Table 2 Additional Columns added

I have added 2 additional columns for Table 2 discussed in 7/17 meeting. 1. Number of accessions in long term storage (-18-20 C) 2. Number of accessions included in MLS (from GLIS)

I calculated these with a new script because I was not able to extract this information from previous metrics produced bc I had to group by both crop and INSTCODE (instead of just by crop). @petergpython Can you review Table 2 output in the Drive with these columns added to determine if these calculations should be implemented in the script? path = "../../GCCS metrics project shared folder/Data_processing/6_generate_tables/2025_07_17/Table2_all_crops.xlsx"

If we do add these calculations to the script, should I add script below to the institution_accessions_summary and update the Metrics and Data Descriptions table to include these new metrics?

#################################################
# SG: Calculate 2 temp metrics, if used, move to script 4 and add to metrics and data descriptions table
all_metrics <- "../../Data_processing/4_estimate_metrics/2025_07_15/all_metrics_summary.xlsx"
institution_accessions_summary <- all_metrics$institution_accessions_summary

# 1. Number of accessions in long term storage (-18-20 C)
combined_allcrops <- read_csv("../../Data_processing/3_post_taxa_standardization_processing/Resulting_datasets/2025_07_08/combined_df.csv") 
long_term_storage <- combined_allcrops %>%
  filter(str_detect(as.character(STORAGE), "\\b13\\b")) %>%
  group_by(Crop_strategy, INSTCODE) %>%           #by crop & institute
  summarise(long_term_storage_count = n(), .groups = "drop")

# 2. Number of accessions included in MLS (from GLIS)
GLIS_dataset  <- read_csv("../../Data_processing/3_post_taxa_standardization_processing/Resulting_datasets/2025_07_07/GLIS_processed.csv") # glis_data_processed is the data after adding the cropstrategy variable
GLIS_MLS_count_by_inst <- GLIS_dataset %>%
  group_by(Crop_strategy, INSTCODE) %>%          #by crop & institute
  summarise(MLS_notified = sum(MLSSTAT, na.rm = TRUE), .groups = "drop")

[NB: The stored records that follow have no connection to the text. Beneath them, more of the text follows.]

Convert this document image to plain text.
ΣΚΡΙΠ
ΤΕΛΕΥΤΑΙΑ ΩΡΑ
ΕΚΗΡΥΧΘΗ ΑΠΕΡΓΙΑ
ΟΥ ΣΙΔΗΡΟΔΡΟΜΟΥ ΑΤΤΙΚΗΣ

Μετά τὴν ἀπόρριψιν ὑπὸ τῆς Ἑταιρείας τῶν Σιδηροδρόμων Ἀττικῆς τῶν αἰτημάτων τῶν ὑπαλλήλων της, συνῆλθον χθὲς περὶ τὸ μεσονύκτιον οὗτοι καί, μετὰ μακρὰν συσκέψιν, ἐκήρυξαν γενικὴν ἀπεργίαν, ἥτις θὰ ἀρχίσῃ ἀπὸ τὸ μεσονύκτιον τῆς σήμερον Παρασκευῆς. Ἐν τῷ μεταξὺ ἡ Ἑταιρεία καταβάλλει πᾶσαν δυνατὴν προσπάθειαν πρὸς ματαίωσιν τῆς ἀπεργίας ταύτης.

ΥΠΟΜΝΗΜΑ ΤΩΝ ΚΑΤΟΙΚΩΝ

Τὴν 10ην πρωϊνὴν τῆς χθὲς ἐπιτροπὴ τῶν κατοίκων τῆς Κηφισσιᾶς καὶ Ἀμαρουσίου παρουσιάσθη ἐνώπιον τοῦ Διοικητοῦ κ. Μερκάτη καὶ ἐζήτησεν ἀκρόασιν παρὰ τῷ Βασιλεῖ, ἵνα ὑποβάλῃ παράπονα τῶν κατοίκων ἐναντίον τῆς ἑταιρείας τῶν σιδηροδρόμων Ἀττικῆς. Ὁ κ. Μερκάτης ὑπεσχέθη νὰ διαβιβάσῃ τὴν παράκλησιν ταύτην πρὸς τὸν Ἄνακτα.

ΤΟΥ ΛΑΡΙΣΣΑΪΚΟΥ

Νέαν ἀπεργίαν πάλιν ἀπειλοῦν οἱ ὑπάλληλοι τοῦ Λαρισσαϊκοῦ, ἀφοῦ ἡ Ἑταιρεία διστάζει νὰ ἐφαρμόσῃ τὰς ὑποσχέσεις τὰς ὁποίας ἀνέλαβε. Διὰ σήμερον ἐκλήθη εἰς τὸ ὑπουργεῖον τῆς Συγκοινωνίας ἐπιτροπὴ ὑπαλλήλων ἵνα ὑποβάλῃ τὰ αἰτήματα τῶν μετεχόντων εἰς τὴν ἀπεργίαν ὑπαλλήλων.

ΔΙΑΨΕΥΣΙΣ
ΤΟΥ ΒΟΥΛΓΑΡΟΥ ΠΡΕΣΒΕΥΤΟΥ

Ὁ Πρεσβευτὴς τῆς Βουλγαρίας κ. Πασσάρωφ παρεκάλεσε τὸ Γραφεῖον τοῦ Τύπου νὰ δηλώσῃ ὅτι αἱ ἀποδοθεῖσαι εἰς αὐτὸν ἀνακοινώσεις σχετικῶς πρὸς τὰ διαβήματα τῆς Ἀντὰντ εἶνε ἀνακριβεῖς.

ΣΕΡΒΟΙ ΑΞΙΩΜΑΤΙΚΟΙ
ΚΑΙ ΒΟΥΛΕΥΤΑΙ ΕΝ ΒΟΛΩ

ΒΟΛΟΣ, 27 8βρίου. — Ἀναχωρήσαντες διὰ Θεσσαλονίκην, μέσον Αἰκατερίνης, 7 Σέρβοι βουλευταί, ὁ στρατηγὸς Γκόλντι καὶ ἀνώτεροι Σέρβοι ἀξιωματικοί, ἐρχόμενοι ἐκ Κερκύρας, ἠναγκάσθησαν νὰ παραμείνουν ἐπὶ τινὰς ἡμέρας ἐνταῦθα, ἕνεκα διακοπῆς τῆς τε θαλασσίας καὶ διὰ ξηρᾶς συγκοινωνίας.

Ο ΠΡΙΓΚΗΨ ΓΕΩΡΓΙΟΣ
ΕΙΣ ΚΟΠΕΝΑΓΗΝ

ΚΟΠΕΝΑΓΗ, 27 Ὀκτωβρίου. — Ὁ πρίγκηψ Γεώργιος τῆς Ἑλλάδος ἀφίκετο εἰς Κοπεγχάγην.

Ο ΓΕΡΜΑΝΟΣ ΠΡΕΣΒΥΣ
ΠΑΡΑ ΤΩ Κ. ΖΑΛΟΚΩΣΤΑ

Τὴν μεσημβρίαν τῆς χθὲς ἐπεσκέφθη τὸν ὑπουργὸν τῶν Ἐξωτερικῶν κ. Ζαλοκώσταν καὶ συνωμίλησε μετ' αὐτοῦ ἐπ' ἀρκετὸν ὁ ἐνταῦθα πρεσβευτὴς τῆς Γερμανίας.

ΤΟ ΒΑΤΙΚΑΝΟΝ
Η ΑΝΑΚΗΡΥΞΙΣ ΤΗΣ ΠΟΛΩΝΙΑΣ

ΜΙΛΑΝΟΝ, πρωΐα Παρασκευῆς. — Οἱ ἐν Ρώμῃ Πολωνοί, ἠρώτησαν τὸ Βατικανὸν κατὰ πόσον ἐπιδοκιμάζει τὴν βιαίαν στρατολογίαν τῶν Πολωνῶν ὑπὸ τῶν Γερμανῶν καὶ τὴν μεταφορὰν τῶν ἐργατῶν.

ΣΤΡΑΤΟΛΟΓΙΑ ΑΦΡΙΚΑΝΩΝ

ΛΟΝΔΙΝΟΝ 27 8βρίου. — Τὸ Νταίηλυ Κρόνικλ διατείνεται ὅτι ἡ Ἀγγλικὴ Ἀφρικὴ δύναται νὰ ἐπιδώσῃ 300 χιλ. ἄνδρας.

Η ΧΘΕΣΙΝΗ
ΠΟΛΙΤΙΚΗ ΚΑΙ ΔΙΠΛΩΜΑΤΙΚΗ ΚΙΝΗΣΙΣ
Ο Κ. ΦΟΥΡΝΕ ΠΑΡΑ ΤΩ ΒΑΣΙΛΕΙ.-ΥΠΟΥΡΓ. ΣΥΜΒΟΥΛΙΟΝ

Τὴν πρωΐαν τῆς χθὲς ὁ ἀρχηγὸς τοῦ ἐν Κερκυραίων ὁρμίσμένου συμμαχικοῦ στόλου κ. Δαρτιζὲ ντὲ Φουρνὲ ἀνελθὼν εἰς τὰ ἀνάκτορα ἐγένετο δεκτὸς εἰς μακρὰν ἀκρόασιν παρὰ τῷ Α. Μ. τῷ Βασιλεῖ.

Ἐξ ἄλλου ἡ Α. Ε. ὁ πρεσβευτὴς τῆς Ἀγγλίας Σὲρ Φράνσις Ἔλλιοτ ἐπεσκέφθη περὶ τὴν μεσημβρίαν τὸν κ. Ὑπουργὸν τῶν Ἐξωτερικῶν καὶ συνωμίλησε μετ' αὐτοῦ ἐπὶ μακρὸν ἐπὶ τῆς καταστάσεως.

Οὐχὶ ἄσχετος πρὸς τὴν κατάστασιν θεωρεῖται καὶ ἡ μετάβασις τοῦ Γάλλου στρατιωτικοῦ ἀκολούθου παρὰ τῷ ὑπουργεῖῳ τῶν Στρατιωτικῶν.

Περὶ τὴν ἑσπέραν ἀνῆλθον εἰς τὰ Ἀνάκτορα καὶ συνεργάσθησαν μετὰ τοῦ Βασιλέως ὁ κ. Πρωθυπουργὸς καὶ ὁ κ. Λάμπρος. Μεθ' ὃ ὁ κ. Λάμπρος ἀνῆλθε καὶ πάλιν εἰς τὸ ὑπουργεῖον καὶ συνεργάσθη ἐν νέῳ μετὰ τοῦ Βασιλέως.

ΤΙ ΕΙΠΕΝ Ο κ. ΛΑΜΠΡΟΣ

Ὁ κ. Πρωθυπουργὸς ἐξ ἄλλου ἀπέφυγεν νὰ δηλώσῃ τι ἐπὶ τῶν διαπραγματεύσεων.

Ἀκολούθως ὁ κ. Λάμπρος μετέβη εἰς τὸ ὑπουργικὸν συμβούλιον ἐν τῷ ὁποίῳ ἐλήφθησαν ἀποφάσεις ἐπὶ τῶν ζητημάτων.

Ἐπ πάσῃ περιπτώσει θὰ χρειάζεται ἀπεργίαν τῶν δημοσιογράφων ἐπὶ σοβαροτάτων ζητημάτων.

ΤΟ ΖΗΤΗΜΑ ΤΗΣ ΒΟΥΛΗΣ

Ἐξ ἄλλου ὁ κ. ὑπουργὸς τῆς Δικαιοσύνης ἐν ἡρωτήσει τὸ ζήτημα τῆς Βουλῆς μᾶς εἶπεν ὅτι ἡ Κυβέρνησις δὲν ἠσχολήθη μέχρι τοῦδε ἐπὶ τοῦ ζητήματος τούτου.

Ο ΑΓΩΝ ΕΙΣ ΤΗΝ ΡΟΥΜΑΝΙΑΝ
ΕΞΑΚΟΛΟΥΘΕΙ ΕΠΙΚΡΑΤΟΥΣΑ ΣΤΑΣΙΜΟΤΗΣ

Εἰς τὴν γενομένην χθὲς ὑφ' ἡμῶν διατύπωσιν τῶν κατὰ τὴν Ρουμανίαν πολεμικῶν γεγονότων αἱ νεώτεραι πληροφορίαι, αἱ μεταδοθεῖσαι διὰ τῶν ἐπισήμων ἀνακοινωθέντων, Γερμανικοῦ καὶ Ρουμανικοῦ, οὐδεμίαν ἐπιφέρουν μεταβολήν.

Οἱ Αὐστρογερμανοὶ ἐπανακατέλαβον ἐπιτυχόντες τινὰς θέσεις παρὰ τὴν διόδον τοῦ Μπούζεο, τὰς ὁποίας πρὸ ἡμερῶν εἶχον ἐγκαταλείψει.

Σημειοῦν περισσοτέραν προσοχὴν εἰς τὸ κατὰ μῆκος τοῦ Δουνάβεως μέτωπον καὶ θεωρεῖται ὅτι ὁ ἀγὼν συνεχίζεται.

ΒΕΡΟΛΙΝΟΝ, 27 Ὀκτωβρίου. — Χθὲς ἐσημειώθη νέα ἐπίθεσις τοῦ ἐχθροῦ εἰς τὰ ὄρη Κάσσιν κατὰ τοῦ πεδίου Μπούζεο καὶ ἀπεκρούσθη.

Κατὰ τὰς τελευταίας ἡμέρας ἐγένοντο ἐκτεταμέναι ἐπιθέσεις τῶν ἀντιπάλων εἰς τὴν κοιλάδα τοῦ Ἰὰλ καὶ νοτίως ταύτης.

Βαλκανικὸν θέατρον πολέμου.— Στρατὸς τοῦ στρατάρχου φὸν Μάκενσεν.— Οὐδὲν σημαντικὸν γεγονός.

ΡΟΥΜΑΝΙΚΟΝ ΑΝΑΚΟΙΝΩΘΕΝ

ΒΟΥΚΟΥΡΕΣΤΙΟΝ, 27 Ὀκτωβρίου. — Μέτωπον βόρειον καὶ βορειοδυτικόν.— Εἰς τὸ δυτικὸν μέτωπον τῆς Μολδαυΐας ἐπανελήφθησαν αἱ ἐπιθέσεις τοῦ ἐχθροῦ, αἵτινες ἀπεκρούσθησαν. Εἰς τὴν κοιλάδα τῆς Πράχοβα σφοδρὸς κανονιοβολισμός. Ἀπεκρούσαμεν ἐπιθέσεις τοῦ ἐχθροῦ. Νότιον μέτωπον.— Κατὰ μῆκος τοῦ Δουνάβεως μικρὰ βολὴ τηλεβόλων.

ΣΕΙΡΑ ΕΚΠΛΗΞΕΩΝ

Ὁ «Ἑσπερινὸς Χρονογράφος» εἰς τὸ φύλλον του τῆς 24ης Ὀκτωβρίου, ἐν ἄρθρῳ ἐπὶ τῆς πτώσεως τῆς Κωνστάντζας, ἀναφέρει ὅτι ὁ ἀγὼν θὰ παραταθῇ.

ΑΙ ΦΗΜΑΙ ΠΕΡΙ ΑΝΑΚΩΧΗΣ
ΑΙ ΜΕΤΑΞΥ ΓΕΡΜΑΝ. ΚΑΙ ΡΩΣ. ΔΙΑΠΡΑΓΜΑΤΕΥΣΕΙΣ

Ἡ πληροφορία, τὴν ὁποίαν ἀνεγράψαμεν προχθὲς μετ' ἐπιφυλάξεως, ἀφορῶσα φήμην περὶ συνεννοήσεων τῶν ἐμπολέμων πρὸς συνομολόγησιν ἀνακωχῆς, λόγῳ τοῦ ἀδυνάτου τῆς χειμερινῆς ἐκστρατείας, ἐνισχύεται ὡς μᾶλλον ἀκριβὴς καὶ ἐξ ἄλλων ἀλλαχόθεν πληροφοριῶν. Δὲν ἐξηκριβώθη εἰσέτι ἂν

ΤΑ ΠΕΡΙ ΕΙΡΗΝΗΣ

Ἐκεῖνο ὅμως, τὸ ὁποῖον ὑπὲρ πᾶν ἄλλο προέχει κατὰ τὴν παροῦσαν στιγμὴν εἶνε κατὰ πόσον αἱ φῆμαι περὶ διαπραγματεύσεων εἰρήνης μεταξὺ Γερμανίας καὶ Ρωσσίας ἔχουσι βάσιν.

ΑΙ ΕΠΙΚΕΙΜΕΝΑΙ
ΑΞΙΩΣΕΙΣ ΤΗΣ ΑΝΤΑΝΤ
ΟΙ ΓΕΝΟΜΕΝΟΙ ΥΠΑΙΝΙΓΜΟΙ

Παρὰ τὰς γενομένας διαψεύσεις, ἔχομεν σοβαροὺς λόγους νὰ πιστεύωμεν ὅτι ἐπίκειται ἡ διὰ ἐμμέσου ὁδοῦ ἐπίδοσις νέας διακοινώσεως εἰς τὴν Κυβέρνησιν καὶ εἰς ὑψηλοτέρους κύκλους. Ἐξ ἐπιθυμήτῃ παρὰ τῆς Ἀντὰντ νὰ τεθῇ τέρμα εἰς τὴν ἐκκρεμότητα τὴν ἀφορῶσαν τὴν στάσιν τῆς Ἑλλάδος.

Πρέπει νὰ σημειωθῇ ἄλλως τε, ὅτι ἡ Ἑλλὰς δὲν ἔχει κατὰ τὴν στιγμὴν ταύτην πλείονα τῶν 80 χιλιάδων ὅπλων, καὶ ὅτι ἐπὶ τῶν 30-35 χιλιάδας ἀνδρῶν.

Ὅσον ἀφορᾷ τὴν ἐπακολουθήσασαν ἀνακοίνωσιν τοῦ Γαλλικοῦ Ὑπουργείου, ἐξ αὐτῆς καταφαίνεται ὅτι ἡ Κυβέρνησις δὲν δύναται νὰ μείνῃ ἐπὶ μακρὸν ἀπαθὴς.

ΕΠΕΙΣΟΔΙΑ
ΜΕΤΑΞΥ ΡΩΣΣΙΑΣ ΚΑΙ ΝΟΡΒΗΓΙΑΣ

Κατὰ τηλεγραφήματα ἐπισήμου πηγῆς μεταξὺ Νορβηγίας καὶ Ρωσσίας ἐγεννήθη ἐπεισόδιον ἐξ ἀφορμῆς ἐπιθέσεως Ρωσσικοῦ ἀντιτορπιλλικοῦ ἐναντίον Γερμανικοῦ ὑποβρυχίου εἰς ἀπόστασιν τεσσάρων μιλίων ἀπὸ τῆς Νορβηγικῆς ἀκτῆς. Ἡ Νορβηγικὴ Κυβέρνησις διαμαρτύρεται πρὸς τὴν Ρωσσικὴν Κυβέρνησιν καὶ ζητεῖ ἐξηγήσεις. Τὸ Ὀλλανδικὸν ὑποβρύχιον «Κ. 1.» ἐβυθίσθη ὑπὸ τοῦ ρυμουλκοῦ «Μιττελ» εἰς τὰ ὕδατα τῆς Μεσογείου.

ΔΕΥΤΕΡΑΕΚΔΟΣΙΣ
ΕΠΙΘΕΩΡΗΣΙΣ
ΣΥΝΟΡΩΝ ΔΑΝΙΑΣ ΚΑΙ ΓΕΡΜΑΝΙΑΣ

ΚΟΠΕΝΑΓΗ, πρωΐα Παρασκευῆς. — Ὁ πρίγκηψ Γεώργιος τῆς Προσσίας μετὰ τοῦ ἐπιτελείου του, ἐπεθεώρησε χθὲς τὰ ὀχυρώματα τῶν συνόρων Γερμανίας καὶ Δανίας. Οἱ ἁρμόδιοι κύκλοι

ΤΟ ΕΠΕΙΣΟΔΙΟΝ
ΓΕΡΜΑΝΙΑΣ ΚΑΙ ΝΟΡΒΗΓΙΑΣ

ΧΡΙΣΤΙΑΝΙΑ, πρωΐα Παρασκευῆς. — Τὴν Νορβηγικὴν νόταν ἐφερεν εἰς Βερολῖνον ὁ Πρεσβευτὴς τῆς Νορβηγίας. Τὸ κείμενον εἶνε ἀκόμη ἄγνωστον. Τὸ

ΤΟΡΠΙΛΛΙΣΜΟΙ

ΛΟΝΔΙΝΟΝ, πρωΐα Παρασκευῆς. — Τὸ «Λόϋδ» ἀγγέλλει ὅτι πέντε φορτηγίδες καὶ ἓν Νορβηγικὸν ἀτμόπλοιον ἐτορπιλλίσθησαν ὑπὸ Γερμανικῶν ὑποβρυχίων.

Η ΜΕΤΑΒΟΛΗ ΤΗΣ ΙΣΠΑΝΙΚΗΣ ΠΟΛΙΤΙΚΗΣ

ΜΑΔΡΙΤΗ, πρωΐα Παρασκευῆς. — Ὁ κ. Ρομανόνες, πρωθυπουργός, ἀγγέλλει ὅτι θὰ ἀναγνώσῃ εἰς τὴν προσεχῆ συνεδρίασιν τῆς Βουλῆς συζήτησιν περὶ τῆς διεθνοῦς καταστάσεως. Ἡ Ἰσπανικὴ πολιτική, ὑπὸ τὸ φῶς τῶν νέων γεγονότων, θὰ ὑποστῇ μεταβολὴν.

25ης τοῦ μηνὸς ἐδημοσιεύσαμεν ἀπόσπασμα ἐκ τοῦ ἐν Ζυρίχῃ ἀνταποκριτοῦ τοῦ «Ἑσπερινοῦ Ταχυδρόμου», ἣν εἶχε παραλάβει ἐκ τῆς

# merge into institution_accessions_summary
inst_summary2 <- institution_accessions_summary %>%
  left_join(long_term_storage,        by = c("Crop_strategy","INSTCODE")) %>%
  left_join(GLIS_MLS_count_by_inst,   by = c("Crop_strategy","INSTCODE")) %>%
  mutate(
    # fill NAs
    long_term_storage_count = replace_na(long_term_storage_count, 0),
    MLS_notified             = replace_na(MLS_notified, 0),
    # create the two new display columns
    `Number of accessions in long term storage (-18-20 C) and source` =
      if_else(
        long_term_storage_count > 0,
        paste0(long_term_storage_count, " (storage=13)"),
        ""
      ),
    `Number of accessions included in MLS (from GLIS)` =
      MLS_notified
  )